Boş bir bilardo masasına geçtiler. Frederick ustaca topları dizdi ve sonra Charlotte'a bir ıstaka uzattı.
"Gelin, size nasıl tutulacağını göstereyim." Frederick, Charlotte'ın arkasına geçti, elleri nazikçe onun ellerini kapladı ve tutuşunu ayarladı. Charlotte, Frederick'in nefesini kulağında hissedebiliyordu, bu da kalbinin hızla atmasına neden oldu.
"Rahat ol, strese girme." Frederick'in sesi alçak ve yumuşaktı. "Şimdi, yavaşça eğil ve işaret topuna nişan al."
Charlotte onun talimatlarını izledi ama tüm dikkatini arkasındaki adama kaptırdı. Frederick'in varlığı onu sarıp sarmalıyor, ona açıklanamaz bir güven duygusu veriyordu.
"Tamam, şimdi ıstakayı nazikçe it," diye yönlendirdi Frederick.
Charlotte derin bir nefes aldı ve ıstakayı itti. Beyaz top hedef topa tam isabetle vurdu, keskin bir ses çıkardı.
Etraflarındaki insanlar alkışlamaya başladı ve onları övmeye başladılar.
"Hawkins Bey ve Russell Hanım harika bir ekip oluşturuyor."
"Bu tamamen Hawkins Bey'in mükemmel öğretimi sayesinde!"
Erkekler bu şekilde konuşmaya alışkındı ve alaycı tonları ve açık bakışları Charlotte'u rahatsız etti.
Charlotte'un yüzü hafifçe kızardı. Frederick, kulağına yakın bir şekilde hafifçe gülümsedi, "Güzel vuruş! Doğal bir yeteneğin var gibi görünüyor."
Charlotte'un vücudundan bir ürperti geçti. Bugün onu baştan çıkarmayı planlamıştı, ama şimdi onun merhametine kalmıştı. Frederick onu kollarına aldı ve birlikte birkaç top daha soktular.
Tam o sırada, tanıdık bir ses bu samimi atmosferi bozdu.
"Güzel vuruş; harika bir ekip olmuşsunuz."
Charlotte başını çevirdi ve uzakta gülümseyen Ethan'ı gördü. Hemen huzursuz oldu ve içgüdüsel olarak Frederick'e daha da yaklaştı.
Frederick nazikçe omzunu okşadı ve Ethan'a soğuk bir bakış attı.
Ethan bilardo masasının yanına yaklaştı, bakışları Charlotte ve Frederick arasında gidip geldi. "Charlotte, daha önce ıstakayı nasıl tutacağını bile bilmiyordun. Görünüşe bakılırsa Hawkins Bey iyi bir öğretmen."
Frederick, Ethan'a kaşlarını kaldırarak baktı. "Birkaç el oynamak ister misin?"
"Hayır, sadece tanıdık yüzlere merhaba demek için uğradım. Siz devam edin," dedi Ethan, Charlotte'a anlamlı bir bakış atarak.
O sırada, Lily oturma alanından hızla geldi, Ethan'ın Charlotte'u tekrar rahatsız edebileceğinden endişeliydi.

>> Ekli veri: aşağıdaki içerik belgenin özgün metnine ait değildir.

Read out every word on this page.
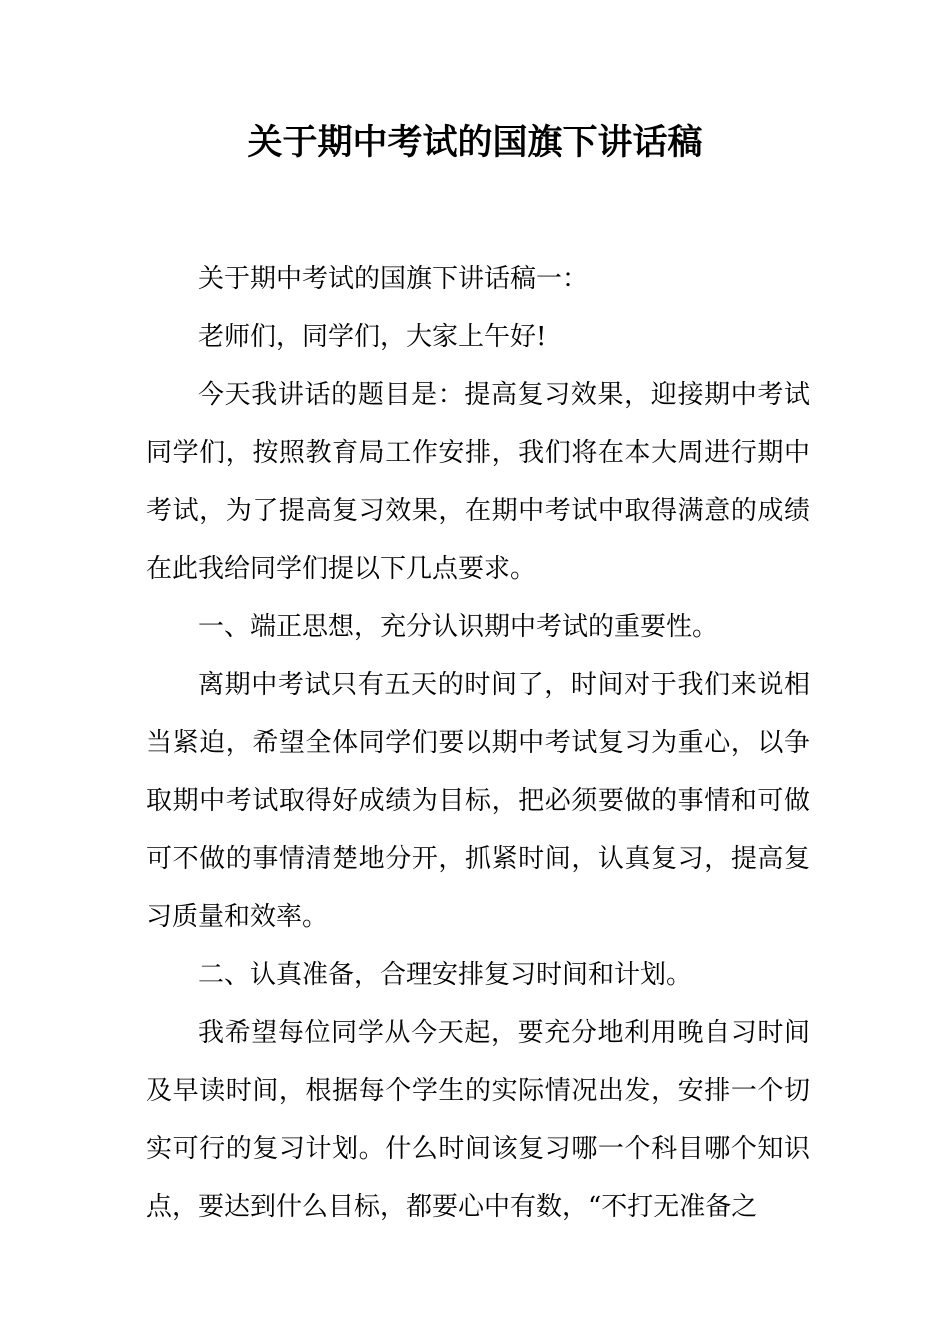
关于期中考试的国旗下讲话稿

关于期中考试的国旗下讲话稿一：

老师们，同学们，大家上午好!

今天我讲话的题目是：提高复习效果，迎接期中考试同学们，按照教育局工作安排，我们将在本大周进行期中考试，为了提高复习效果，在期中考试中取得满意的成绩在此我给同学们提以下几点要求。

一、端正思想，充分认识期中考试的重要性。

离期中考试只有五天的时间了，时间对于我们来说相当紧迫，希望全体同学们要以期中考试复习为重心，以争取期中考试取得好成绩为目标，把必须要做的事情和可做可不做的事情清楚地分开，抓紧时间，认真复习，提高复习质量和效率。

二、认真准备，合理安排复习时间和计划。

我希望每位同学从今天起，要充分地利用晚自习时间及早读时间，根据每个学生的实际情况出发，安排一个切实可行的复习计划。什么时间该复习哪一个科目哪个知识点，要达到什么目标，都要心中有数，“不打无准备之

"Ne tesadüf! Herkes burada," dedi Lily, sıradan görünmeye çalışarak. "Hadi hep birlikte bir şeyler içelim. Buradaki kokteyllerin oldukça iyi olduğunu duydum."
Ethan homurdandı, "Tabii," ve arkasını döndü.
Lily rahatladı ve fısıldayarak, "Az önce ortam çok gergindi. Charlotte, iyi misin?" dedi.
Charlotte, Lily'ye minnettar bir bakış attı. "İyiyim."
Herkes oturma alanında toplandı, içkilerini yudumlayıp sohbet ediyordu. Lily, Charlotte'u hızlı bir konuşma için tuvalete çekti.
"Kim düşünebilirdi ki Hawkins Bey bu kadar kötü olabilir! Önceki toplantılarda oldukça düzgün görünüyordu," dedi Lily, Frederick'in Charlotte'u evlenmeyeceğini bildiği için Charlotte'un çok derine inmesinden endişeliydi, özellikle de aralarında hala Ethan varken.
Charlotte durumu tamamen anladı ve fısıldadı, "Aramızda sadece fiziksel bir şey var. O kadar saf değilim."
Lily rahatladı.
Tam çıkmak üzereyken, Ethan kapıyı açıp içeri girdi. Hemen Charlotte'u duvara itti, yüzü karanlık ve tehditkardı.